It’s just been officially announced that Mr Lewis will retire as governing governor on 1 January. I go over to the unit office and pick up a labour board change of job application form. If I’m not going to be hospital orderly I’ve decided to apply for his job. (See opposite).
12 noon
Doug tells me that he’s going to try another ploy to get outside work. He has a friend in March who runs a small haulage company (three lorries), who will offer him a job as a driver. The only problem is that he doesn’t work out of Boston, which is one of the current specifications for anyone who wishes to take up outside employment. However, Doug’s wife Wendy will meet the potential employer today and get him to send a fax offering Doug a job of driving loads from Boston back to March. We will have to wait and see if Mr Berlyn will sanction this. I refuse to get excited.
2.00 pm
I walk down to the football field and watch NSC play Witherton. We lose 5-0 so there’s not a lot more to report, other than it was very cold standing on the touch line; the wind was blowing in off the next landmass to the east, which happens to be Russia.
7.00 pm
I sit in my room reading This Week, an excellent journal if you want an overall view of the week’s events. It gives me a chance to bring myself up to date with the situation in Afghanistan, America and even NSC.
Under the heading, ‘A Bad Week’, it seems that a Jeffrey Archer look-alike is complaining about being regularly stopped by the police to make sure I haven’t escaped. ‘It’s most unfair,’ he protests, ‘it’s ruined my life.’ The paper felt his protests would have been more convincing if he hadn’t travelled down to NSC accompanied by a tabloid to have his photograph taken outside the prison.
9.00 pm
I visit Leon in his room on the north block. His fiancée has told her father that he is in Norway on business, and won’t be returning to England until 21 December, the day he’s released from prison.
DAY 137
SUNDAY 2 DECEMBER 2001
10.30 am
Leon’s fiancée is visiting him today, and they’ll use the ninety minutes to plan their wedding.
11.30 am
I join Doug at the hospital to read the morning papers. The People devote half a page to telling their readers that I am distraught because a prisoner has stolen my diary and I’ll have to start again. I wouldn’t be distraught. After 137 days and over 300,000 words, I’d be suicidal.
3.00 pm
Doug has just come off the phone with his wife and tells me that his friend is going to place an advertisement in the Boston Target this Wednesday, stating that he needs a driver to transport goods from Boston to March. Doug will apply for the job, and a fax will then be sent to Mr Berlyn the same day offering Doug an interview. If Mr Berlyn agrees, Doug will be offered the position the following day.
DAY 138
MONDAY 3 DECEMBER 2001
9.40 am
Mr New comes in cursing. It seems the prison is overcrowded and there are applicants from Nottingham, Lincoln, Wayland, Birmingham and Leicester who will have to be turned away because every bed is occupied. Apparently it’s all my fault.

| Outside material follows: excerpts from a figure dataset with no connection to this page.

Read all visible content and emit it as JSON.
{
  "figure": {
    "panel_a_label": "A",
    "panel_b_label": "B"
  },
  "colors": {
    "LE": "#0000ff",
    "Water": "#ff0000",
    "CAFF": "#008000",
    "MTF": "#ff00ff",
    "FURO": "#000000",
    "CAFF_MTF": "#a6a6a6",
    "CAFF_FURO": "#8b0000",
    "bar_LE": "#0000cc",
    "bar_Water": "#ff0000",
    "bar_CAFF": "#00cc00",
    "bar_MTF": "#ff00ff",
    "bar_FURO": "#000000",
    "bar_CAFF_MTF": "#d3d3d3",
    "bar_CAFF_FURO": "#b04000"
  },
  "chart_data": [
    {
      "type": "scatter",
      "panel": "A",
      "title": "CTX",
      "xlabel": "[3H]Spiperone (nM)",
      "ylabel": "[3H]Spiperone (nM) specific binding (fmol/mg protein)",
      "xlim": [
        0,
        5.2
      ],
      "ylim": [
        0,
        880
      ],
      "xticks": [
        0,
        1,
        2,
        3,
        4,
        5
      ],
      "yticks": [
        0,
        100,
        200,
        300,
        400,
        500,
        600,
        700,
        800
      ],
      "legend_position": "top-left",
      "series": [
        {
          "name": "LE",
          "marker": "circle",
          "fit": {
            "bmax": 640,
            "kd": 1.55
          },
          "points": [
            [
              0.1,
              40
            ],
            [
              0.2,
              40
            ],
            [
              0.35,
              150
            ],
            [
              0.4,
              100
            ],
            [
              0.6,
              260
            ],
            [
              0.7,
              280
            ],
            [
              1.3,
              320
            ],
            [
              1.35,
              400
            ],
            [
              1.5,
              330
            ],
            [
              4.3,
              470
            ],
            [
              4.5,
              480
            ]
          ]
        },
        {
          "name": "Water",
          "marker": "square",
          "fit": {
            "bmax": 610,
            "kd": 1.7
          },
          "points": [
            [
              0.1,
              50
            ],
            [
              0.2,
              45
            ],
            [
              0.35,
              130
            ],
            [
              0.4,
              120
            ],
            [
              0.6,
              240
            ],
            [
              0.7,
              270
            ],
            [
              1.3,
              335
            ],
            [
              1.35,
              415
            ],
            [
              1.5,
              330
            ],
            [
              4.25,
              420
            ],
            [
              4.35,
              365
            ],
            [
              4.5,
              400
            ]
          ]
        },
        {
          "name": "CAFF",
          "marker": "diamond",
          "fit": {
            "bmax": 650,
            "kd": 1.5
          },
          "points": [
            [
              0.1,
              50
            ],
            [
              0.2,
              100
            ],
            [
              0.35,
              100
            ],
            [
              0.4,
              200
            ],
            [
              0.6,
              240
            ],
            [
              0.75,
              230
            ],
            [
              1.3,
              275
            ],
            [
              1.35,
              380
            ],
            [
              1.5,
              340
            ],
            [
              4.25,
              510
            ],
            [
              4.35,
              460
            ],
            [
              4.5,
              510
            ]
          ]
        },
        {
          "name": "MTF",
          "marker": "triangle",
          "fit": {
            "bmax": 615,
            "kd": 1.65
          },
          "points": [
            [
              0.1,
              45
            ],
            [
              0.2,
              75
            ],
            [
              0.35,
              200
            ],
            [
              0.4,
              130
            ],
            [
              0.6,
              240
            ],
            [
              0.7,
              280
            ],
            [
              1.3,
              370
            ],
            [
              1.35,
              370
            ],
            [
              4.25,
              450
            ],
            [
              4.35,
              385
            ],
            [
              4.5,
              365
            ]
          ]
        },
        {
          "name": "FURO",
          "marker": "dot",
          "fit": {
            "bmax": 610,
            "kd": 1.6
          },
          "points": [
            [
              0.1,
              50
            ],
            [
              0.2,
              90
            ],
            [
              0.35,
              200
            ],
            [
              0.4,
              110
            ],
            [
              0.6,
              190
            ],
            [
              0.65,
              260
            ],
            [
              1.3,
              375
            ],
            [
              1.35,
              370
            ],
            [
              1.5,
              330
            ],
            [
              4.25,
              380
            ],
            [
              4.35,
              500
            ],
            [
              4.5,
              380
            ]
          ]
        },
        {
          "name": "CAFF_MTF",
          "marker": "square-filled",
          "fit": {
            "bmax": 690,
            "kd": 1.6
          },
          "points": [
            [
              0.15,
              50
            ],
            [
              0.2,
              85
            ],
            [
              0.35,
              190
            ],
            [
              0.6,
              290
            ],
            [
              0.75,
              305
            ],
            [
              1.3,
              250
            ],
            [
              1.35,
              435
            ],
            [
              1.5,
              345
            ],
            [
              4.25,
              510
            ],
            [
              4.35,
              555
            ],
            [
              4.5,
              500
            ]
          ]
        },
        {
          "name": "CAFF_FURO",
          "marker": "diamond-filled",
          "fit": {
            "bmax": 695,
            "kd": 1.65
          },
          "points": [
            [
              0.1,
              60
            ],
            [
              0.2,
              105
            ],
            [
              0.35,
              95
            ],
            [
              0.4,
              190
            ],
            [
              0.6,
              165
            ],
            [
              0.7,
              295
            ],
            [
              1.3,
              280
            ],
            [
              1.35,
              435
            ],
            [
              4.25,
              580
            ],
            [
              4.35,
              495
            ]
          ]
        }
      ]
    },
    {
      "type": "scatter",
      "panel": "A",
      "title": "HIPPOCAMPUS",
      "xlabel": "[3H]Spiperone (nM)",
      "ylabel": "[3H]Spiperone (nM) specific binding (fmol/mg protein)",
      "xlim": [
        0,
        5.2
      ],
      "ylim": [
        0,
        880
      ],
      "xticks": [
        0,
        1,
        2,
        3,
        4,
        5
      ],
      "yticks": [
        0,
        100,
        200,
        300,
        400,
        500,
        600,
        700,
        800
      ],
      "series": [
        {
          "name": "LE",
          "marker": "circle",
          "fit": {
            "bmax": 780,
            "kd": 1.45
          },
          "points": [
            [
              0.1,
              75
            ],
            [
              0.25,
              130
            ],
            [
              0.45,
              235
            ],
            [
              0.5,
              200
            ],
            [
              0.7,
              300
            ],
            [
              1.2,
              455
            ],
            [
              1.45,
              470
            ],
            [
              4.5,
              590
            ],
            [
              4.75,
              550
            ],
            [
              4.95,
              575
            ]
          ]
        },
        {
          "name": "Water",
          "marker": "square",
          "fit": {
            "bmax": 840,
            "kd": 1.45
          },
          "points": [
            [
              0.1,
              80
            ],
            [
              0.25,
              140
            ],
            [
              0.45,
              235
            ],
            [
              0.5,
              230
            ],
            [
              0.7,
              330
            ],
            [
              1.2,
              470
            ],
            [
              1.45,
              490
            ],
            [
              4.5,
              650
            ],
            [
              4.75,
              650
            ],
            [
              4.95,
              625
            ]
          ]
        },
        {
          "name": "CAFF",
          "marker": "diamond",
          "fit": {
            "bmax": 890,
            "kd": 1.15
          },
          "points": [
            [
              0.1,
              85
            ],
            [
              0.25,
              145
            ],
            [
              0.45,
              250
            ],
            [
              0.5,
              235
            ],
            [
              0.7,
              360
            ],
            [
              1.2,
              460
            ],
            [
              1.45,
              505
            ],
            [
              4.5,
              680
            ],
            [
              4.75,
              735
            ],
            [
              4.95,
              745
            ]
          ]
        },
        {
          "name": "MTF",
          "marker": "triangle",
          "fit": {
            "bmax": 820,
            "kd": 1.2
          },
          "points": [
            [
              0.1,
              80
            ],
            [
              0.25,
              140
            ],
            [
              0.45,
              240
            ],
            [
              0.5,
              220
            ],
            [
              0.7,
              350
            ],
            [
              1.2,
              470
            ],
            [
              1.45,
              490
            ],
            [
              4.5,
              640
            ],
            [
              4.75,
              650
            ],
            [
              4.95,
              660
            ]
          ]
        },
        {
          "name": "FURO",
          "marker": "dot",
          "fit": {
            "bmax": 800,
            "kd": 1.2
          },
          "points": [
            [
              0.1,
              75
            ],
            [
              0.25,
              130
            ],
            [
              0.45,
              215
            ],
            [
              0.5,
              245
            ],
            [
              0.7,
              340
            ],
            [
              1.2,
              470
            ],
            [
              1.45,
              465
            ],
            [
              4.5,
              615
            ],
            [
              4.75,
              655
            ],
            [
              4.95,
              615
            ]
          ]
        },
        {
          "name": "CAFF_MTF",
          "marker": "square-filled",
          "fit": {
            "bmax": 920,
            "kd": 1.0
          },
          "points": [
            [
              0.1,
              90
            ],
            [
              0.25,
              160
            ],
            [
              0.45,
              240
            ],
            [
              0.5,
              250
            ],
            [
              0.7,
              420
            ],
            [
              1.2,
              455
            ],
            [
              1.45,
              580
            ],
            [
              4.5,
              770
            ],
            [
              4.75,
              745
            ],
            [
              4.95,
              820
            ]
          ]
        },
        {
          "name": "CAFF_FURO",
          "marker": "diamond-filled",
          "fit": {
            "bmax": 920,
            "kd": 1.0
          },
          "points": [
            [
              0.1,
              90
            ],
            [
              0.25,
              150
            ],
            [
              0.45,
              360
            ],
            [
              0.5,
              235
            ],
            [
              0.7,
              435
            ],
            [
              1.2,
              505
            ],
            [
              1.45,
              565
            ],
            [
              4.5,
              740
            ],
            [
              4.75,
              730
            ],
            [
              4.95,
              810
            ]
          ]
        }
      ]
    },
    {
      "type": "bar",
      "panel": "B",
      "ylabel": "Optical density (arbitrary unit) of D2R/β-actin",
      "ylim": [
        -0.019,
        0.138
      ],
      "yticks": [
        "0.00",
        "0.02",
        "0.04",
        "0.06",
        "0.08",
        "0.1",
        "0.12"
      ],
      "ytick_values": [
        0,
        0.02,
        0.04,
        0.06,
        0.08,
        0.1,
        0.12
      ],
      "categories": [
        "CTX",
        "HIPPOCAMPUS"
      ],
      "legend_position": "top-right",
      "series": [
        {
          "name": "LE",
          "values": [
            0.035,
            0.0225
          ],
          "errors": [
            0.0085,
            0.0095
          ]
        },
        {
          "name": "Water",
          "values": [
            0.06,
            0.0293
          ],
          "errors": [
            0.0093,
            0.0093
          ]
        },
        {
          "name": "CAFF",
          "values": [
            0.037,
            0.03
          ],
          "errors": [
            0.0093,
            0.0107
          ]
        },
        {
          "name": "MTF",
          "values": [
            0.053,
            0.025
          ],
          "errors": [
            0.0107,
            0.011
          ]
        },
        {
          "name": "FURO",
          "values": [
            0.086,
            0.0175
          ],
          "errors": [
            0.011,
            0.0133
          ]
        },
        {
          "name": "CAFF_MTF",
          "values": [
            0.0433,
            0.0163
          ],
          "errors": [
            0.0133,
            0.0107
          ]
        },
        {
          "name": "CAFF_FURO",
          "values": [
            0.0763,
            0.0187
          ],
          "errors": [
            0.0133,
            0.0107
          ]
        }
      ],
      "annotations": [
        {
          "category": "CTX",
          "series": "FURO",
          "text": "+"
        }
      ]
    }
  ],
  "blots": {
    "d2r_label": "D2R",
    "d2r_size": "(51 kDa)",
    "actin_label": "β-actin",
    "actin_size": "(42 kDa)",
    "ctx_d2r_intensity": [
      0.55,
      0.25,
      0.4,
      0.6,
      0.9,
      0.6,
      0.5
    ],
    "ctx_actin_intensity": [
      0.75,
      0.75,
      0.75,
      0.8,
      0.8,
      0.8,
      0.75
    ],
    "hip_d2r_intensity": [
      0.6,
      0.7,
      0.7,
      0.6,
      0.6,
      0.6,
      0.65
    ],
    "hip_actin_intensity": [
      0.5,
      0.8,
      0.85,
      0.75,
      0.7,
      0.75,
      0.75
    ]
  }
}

This would not be a problem for Spring Hill, because they always have a long waiting list, and can be very selective. At NSC it now means that if any inmate even bends the rules, he’ll be sent back to the prison he came from, as three inmates discovered to their cost last week. This was not the case when there were dozens of empty beds.
10.50 am
I see Leon walking back from the gatehouse to the stores where he works, and leave the office to have a word with him. Yesterday’s visit went well. ‘But I have a feeling,’ he adds, ‘there’s something she isn’t telling me.’
I press him as to what this might be, but he says he doesn’t know, or has he become wary about how much of his story will appear in this diary? He then asks me to change all the names. I agree and have done so.
2.15 pm
Doug gives me some good news. Mrs Tempest (principal officer in charge of resettlement) has assured him that if he gets an interview with another haulage company, she will accompany him, assuming they fulfil all the usual police and prison criteria. If they then offer him a job, she will recommend he starts immediately, and by that she means next Monday.
It’s becoming clear to me that there are several officers (not all) who are determined that NSC will be given resettlement status, and not just remain a D-cat open prison. Should the Home Office agree to this, then several of the inmates will be allowed out during the day on CSV work and eventually progress to full-time jobs. It’s clear that Doug is a test case, because he’s an obvious candidate for outside work, and if they can get him started, the floodgates might well open and this prison’s future would no longer be in doubt. So suddenly my fortunes could be reversed. Once again I envy the reader who can simply turn the pages to discover what happens next in my life.